You wouldn’t know it from a quick glance at his famous face, which is fixed with the beguiling smile that has accompanied him on a career that has touched heights that no other athlete has managed.
This is a man who broke 23 separate world records, collected two Olympic gold medals and earned four world titles.
He bestrode the track and the streets of famous marathons in Berlin, New York and Chicago and has now carried that success into the world of business, where he is one of the chief drivers of a resurgent Ethiopian economy that is creating millionaires faster than any other country in Africa.

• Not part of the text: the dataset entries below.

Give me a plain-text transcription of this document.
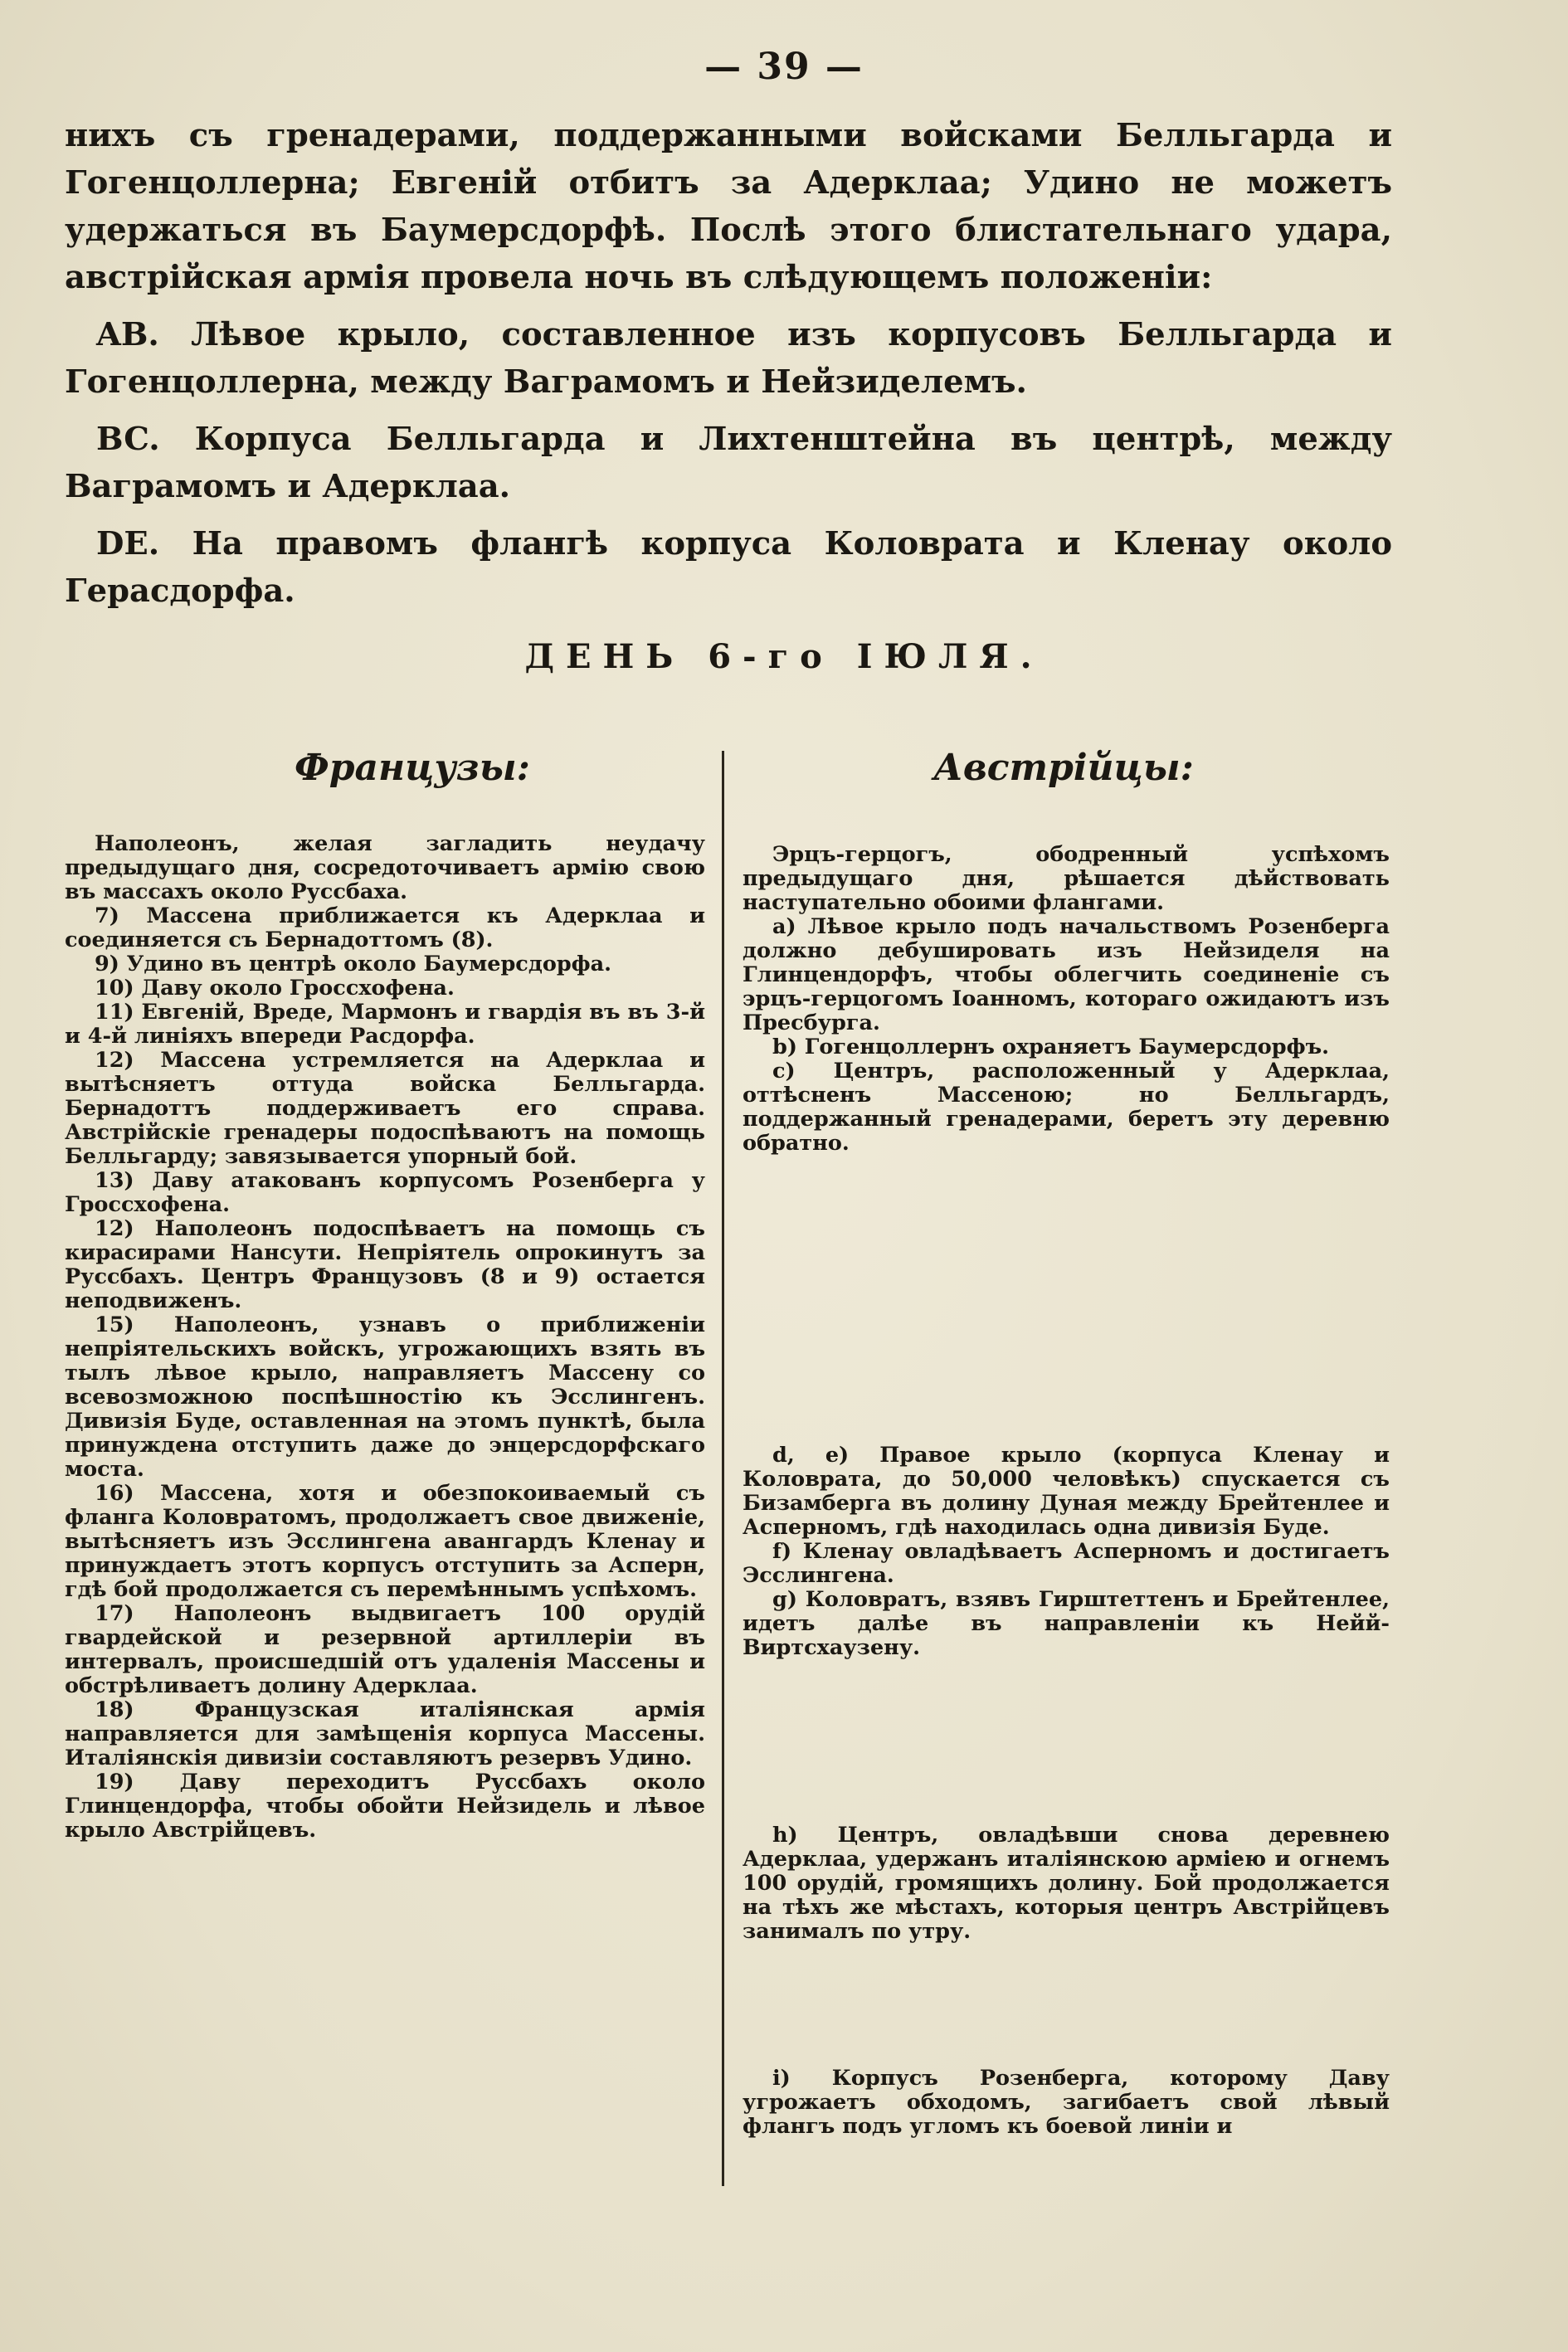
— 39 —

нихъ съ гренадерами, поддержанными войсками Белльгарда и Гогенцоллерна; Евгеній отбитъ за Адерклаа; Удино не можетъ удержаться въ Баумерсдорфѣ. Послѣ этого блистательнаго удара, австрійская армія провела ночь въ слѣдующемъ положеніи:

AB. Лѣвое крыло, составленное изъ корпусовъ Белльгарда и Гогенцоллерна, между Ваграмомъ и Нейзиделемъ.

BC. Корпуса Белльгарда и Лихтенштейна въ центрѣ, между Ваграмомъ и Адерклаа.

DE. На правомъ флангѣ корпуса Коловрата и Кленау около Герасдорфа.

ДЕНЬ 6-го ІЮЛЯ.
Французы:	Австрійцы:

Наполеонъ, желая загладить неудачу предыдущаго дня, сосредоточиваетъ армію свою въ массахъ около Руссбаха.

7) Массена приближается къ Адерклаа и соединяется съ Бернадоттомъ (8).

9) Удино въ центрѣ около Баумерсдорфа.

10) Даву около Гроссхофена.

11) Евгеній, Вреде, Мармонъ и гвардія въ въ 3-й и 4-й линіяхъ впереди Расдорфа.

12) Массена устремляется на Адерклаа и вытѣсняетъ оттуда войска Белльгарда. Бернадоттъ поддерживаетъ его справа. Австрійскіе гренадеры подоспѣваютъ на помощь Белльгарду; завязывается упорный бой.

13) Даву атакованъ корпусомъ Розенберга у Гроссхофена.

12) Наполеонъ подоспѣваетъ на помощь съ кирасирами Нансути. Непріятель опрокинутъ за Руссбахъ. Центръ Французовъ (8 и 9) остается неподвиженъ.

15) Наполеонъ, узнавъ о приближеніи непріятельскихъ войскъ, угрожающихъ взять въ тылъ лѣвое крыло, направляетъ Массену со всевозможною поспѣшностію къ Эсслингенъ. Дивизія Буде, оставленная на этомъ пунктѣ, была принуждена отступить даже до энцерсдорфскаго моста.

16) Массена, хотя и обезпокоиваемый съ фланга Коловратомъ, продолжаетъ свое движеніе, вытѣсняетъ изъ Эсслингена авангардъ Кленау и принуждаетъ этотъ корпусъ отступить за Асперн, гдѣ бой продолжается съ перемѣннымъ успѣхомъ.

17) Наполеонъ выдвигаетъ 100 орудій гвардейской и резервной артиллеріи въ интервалъ, происшедшій отъ удаленія Массены и обстрѣливаетъ долину Адерклаа.

18) Французская италіянская армія направляется для замѣщенія корпуса Массены. Италіянскія дивизіи составляютъ резервъ Удино.

19) Даву переходитъ Руссбахъ около Глинцендорфа, чтобы обойти Нейзидель и лѣвое крыло Австрійцевъ.

Эрцъ-герцогъ, ободренный успѣхомъ предыдущаго дня, рѣшается дѣйствовать наступательно обоими флангами.

a) Лѣвое крыло подъ начальствомъ Розенберга должно дебушировать изъ Нейзиделя на Глинцендорфъ, чтобы облегчить соединеніе съ эрцъ-герцогомъ Іоанномъ, котораго ожидаютъ изъ Пресбурга.

b) Гогенцоллернъ охраняетъ Баумерсдорфъ.

c) Центръ, расположенный у Адерклаа, оттѣсненъ Массеною; но Белльгардъ, поддержанный гренадерами, беретъ эту деревню обратно.

d, e) Правое крыло (корпуса Кленау и Коловрата, до 50,000 человѣкъ) спускается съ Бизамберга въ долину Дуная между Брейтенлее и Асперномъ, гдѣ находилась одна дивизія Буде.

f) Кленау овладѣваетъ Асперномъ и достигаетъ Эсслингена.

g) Коловратъ, взявъ Гирштеттенъ и Брейтенлее, идетъ далѣе въ направленіи къ Нейй-Виртсхаузену.

h) Центръ, овладѣвши снова деревнею Адерклаа, удержанъ италіянскою арміею и огнемъ 100 орудій, громящихъ долину. Бой продолжается на тѣхъ же мѣстахъ, которыя центръ Австрійцевъ занималъ по утру.

i) Корпусъ Розенберга, которому Даву угрожаетъ обходомъ, загибаетъ свой лѣвый флангъ подъ угломъ къ боевой линіи и
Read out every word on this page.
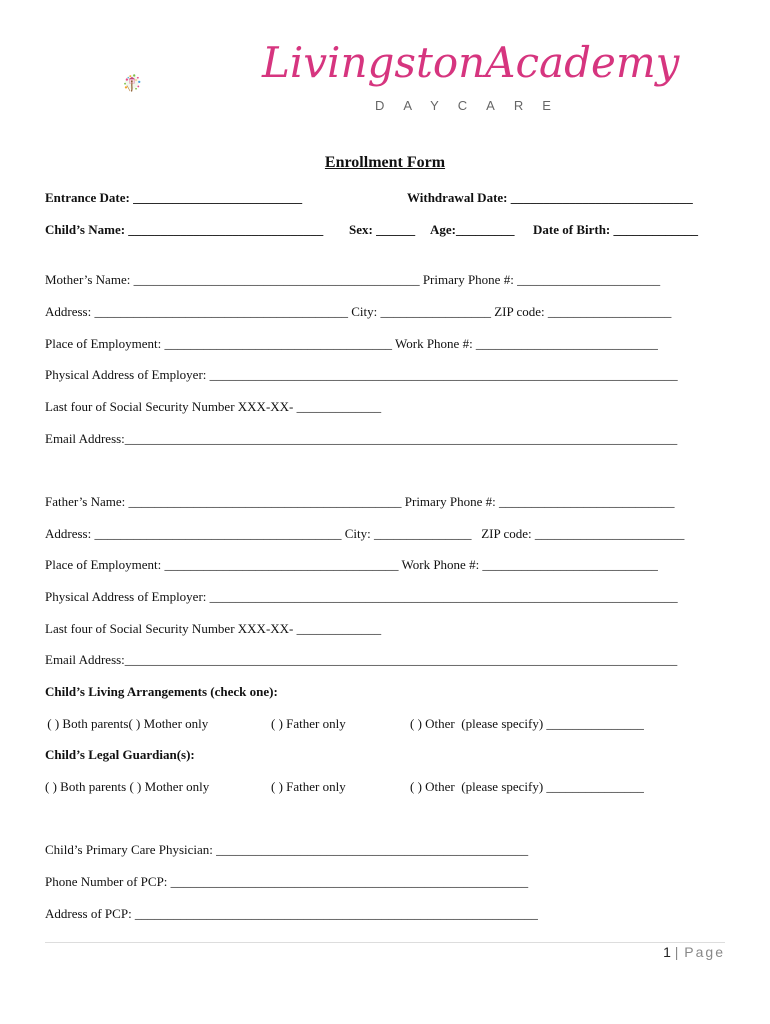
LivingstonAcademy
DAYCARE
Enrollment Form
Entrance Date: __________________________	Withdrawal Date: ____________________________
Child’s Name: ______________________________ Sex: ______ Age:_________ Date of Birth: _____________
Mother’s Name: ____________________________________________ Primary Phone #: ______________________
Address: _______________________________________ City: _________________ ZIP code: ___________________
Place of Employment: ___________________________________ Work Phone #: ____________________________
Physical Address of Employer: ________________________________________________________________________
Last four of Social Security Number XXX-XX- _____________
Email Address:_____________________________________________________________________________________
Father’s Name: __________________________________________ Primary Phone #: ___________________________
Address: ______________________________________ City: _______________   ZIP code: _______________________
Place of Employment: ____________________________________ Work Phone #: ___________________________
Physical Address of Employer: ________________________________________________________________________
Last four of Social Security Number XXX-XX- _____________
Email Address:_____________________________________________________________________________________
Child’s Living Arrangements (check one):
( ) Both parents( ) Mother only	( ) Father only	( ) Other  (please specify) _______________
Child’s Legal Guardian(s):
( ) Both parents ( ) Mother only	( ) Father only	( ) Other  (please specify) _______________
Child’s Primary Care Physician: ________________________________________________
Phone Number of PCP: _______________________________________________________
Address of PCP: ______________________________________________________________
1 | Page
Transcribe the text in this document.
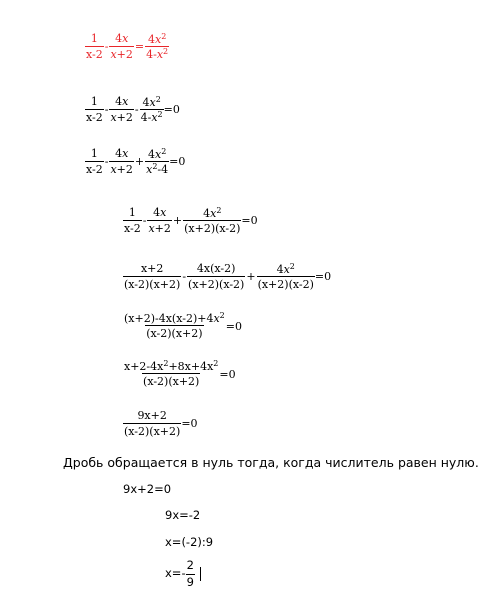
1
x-2
- $\frac{4x}{x+2} = \frac{4x^2}{4-x^2}$
1
x-2
-
4x
x+2
- $\frac{4x^2}{4-x^2} =0$
1
x-2
-
4x
x+2
+ $\frac{4x^2}{x^2-4} =0$
1
x-2
-
4x
x+2
+ $\frac{4x^2}{(x+2)(x-2)} =0$
x+2
(x-2)(x+2)
-
4x(x-2)
(x+2)(x-2)
+ $\frac{4x^2}{(x+2)(x-2)} =0$
$\frac{(x+2)-4x(x-2)+4x^2}{(x-2)(x+2)} =0$
$\frac{x+2-4x^2+8x+4x^2}{(x-2)(x+2)} =0$
$\frac{9x+2}{(x-2)(x+2)} =0$
Дробь обращается в нуль тогда, когда числитель равен нулю.
9x+2=0
9x=-2
x=(-2):9
x=-
2
9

But as he explains over delicious, jet-black coffee strong enough to wipe out the hazy affects of altitude, he can’t answer his phone right now. To prove the point, when his iPhone trills, he takes a quick look and sets it back down on the table in the small office that overlooks one of the busiest roads in Addis Ababa, Ethiopia’s bustling, frenetic and endearingly chaotic capital city.
“If I don’t know the number, I won’t answer. You know why?” he asks. “Because government ministers will ring me up and say ‘Haile – I need a ticket for the big run on Sunday!’”
Hearing this story is the perfect introduction to the Great Ethiopia Run – the colourful, barmy and brilliant little brother of our own beloved Great North Run.
Last Sunday I was invited to Ethiopia to take part in this 10k event, and line up alongside the 37,000 other hopefuls desperate to make it to the Jan Meda sports ground in downtown Addis.
Why? Well, the Great Ethiopia Run goes way back with the North East. The first kernel of an idea came when local girl Abi Masefield, a gym friend of the great Gebrselassie, mentioned the possibility about creating an African equivalent of our own famous half-marathon from Newcastle to South Shields.